Field note
A different kind of small
A lot of people have tried to build software for friendship. Most of them stopped.
The first wave of personal CRMs launched between 2018 and 2020. Beautiful products. Serious teams. Y Combinator backed at least one. Famous venture firms wrote real cheques. Then, one by one, the apps closed their doors, or were absorbed into team products, or quietly pivoted to selling to companies instead of people.
I do not begrudge them this. Building a profit-seeking business out of friendship is a brutal puzzle. You need millions of users to pay back the people who funded you. To get millions of users you have to grow loudly. Growing loudly contradicts the calm thing the app was supposed to be in the first place. The flywheel turns inside out.
Orbit is built on a different shape.
What keeps it honest
Orbit is self-funded and founder-built. It is not a venture-backed startup, and it is not funded or owned by Ludo Leisure Suite.
Ludo matters because it gives Orbit backend support where a local-first app genuinely needs a shared edge: RSVP pages, public previews, delivery, and boring infrastructure. That support is narrow on purpose. It does not make Ludo the source of truth for your relationships, and it does not turn Orbit into a cloud relationship graph.
I run Ludo too, and that experience shapes Orbit. Ludo builds payment and operations software for big venues. Agricultural shows. Festivals. Stadiums. It taught me how to make heavy public infrastructure feel calm under pressure.
Orbit applies that taste in the opposite direction: quiet, private, local-first software for one person at a time.
Orbit does not need a fundraise, a growth team, or a story about becoming the next giant network. It does not need ten million users. It does not need a thousand.
Ten will do, as long as those ten quietly tell a friend each.
What that lets me do
I can make Orbit local on your phone. There is no relationship cloud. The notes you write live on your device. I could not see them if I tried.
I do not need to know who you are. No sign in for the core memory loop. No analytics that follow you between sessions. Your circles are yours.

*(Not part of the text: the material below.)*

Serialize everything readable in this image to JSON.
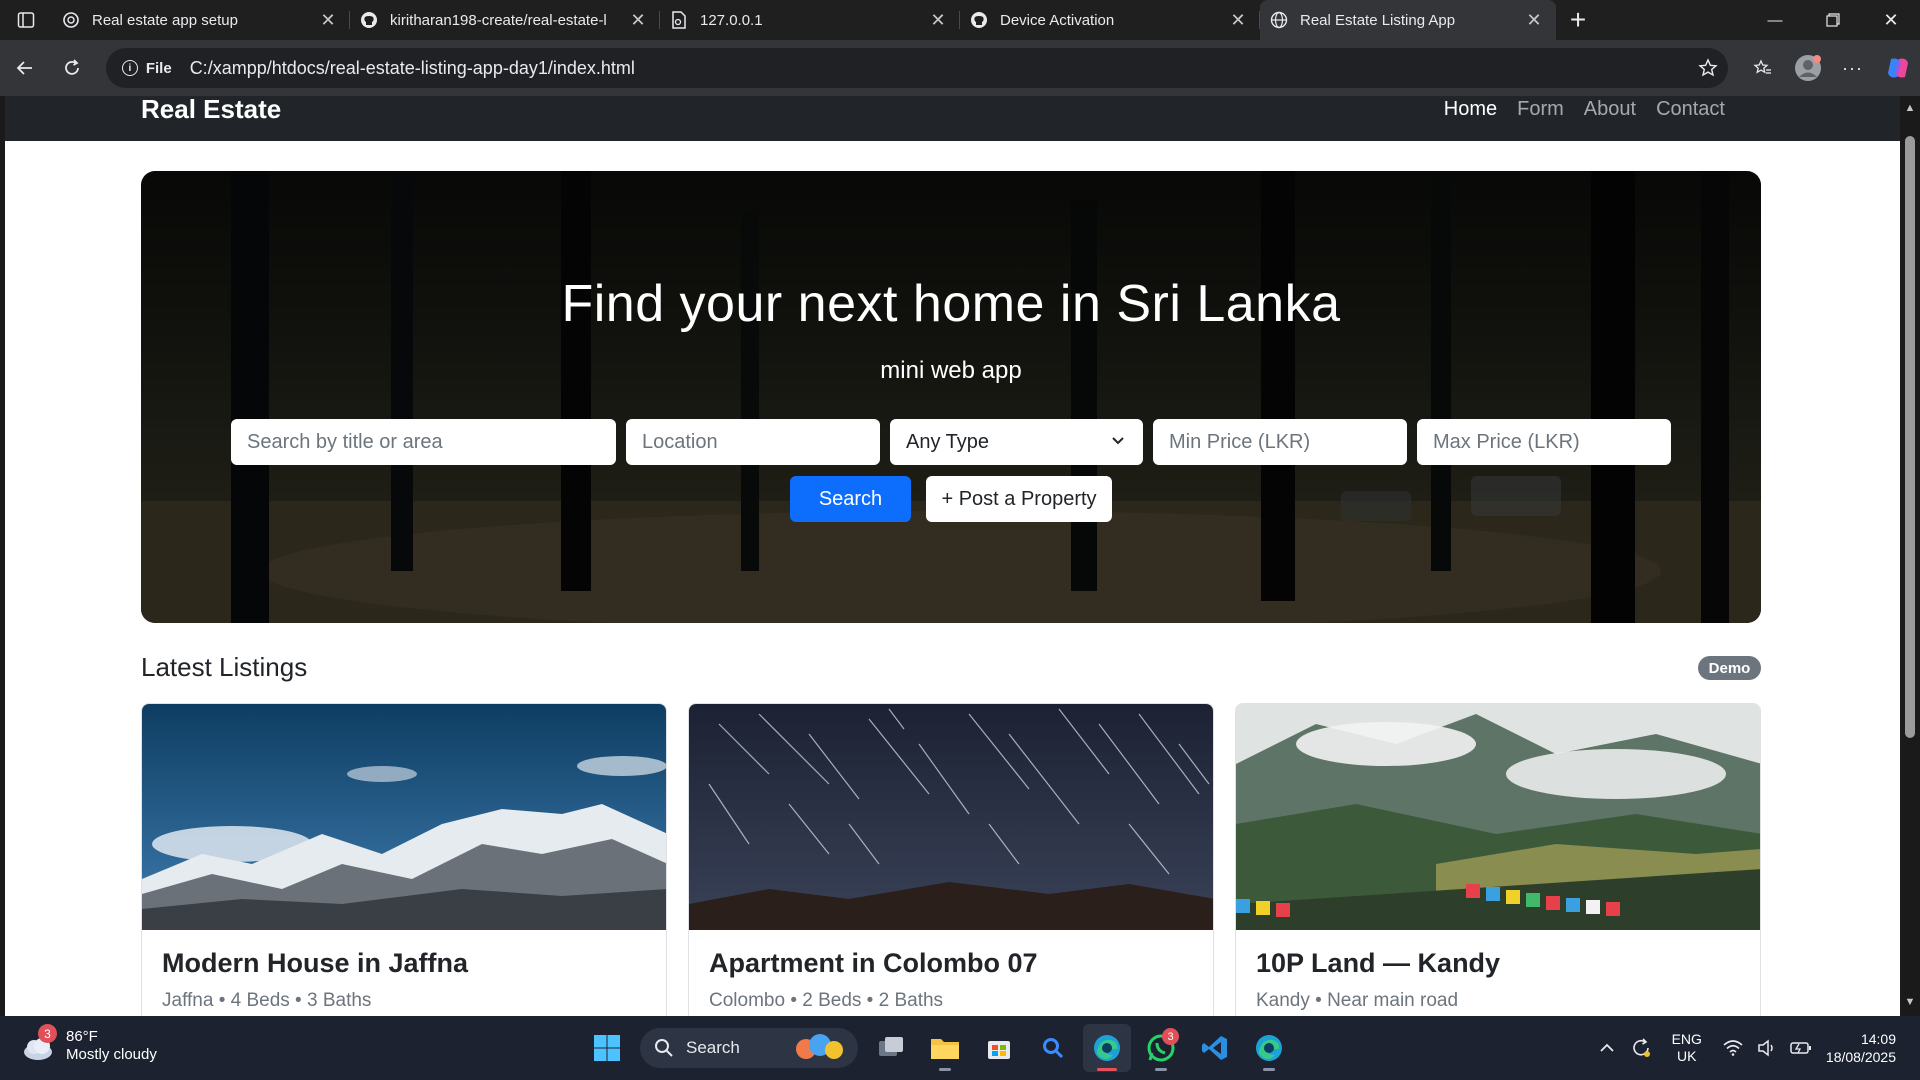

I do not run ads. I never will. If you ever see one inside Orbit, send me a note. I will be embarrassed and remove it.
I do not need you to open the app every day. Orbit is at its best sitting quietly in the background, surfacing only when someone you care about has gone unusually quiet.
What I might charge for, someday
If Orbit ever takes payment from you, it should be for something chosen around the practice, not the practice itself.
A pack of postcards, printed and mailed. A richer shared page for a gathering. A printed map of your circles. A memory book. A conversation deck for hard moments, written by people who know. Small services or objects that help care travel into the real world.
I will not charge for the core memory loop. I will not put remembering people, noticing drift, private Moments, basic follow-through, export, or leaving the product behind a paywall.
If the postcards do not pay for themselves, I will stop printing postcards. Orbit will keep working anyway.
The success metric
Most apps in 2026 measure themselves by daily active users, session length, and push-notification open rates. I measure Orbit by a much smaller number.
Orbit is a success if ten people use it, and each of those ten tells one friend.
That is the entire growth plan. Slow word of mouth. No paid acquisition. No referral mechanics. No streaks. No leaderboards. No "you have not opened the app in three days" guilt notifications.
If you find the app useful, mention it to one person who might. If you do not, please do not. The world has enough loud software.
Made with love, not capital
This is not a startup pitch. No Series A coming. No exit plan. No acquisition fantasy.
Orbit exists because I wanted it to exist, in the world, working quietly, owned by the people who use it. Backend support exists for explicit shared edges. The relationship memory itself belongs on your device.
It is anti-vampiric software. It does not feed on your attention. It does not need your private relationship data to function. It does not need your anxiety to keep its lights on.
It is a small, careful tool, built by someone who cares about the people in his own life. Offered freely to anyone who wants to do the same.
If that sounds like something you want to live with on your phone, the store links are below.
If it does not, no hard feelings. Most of friendship has happened, beautifully, without any apps at all, for the last several thousand years. I am just here to make a small part of it slightly easier to keep up with.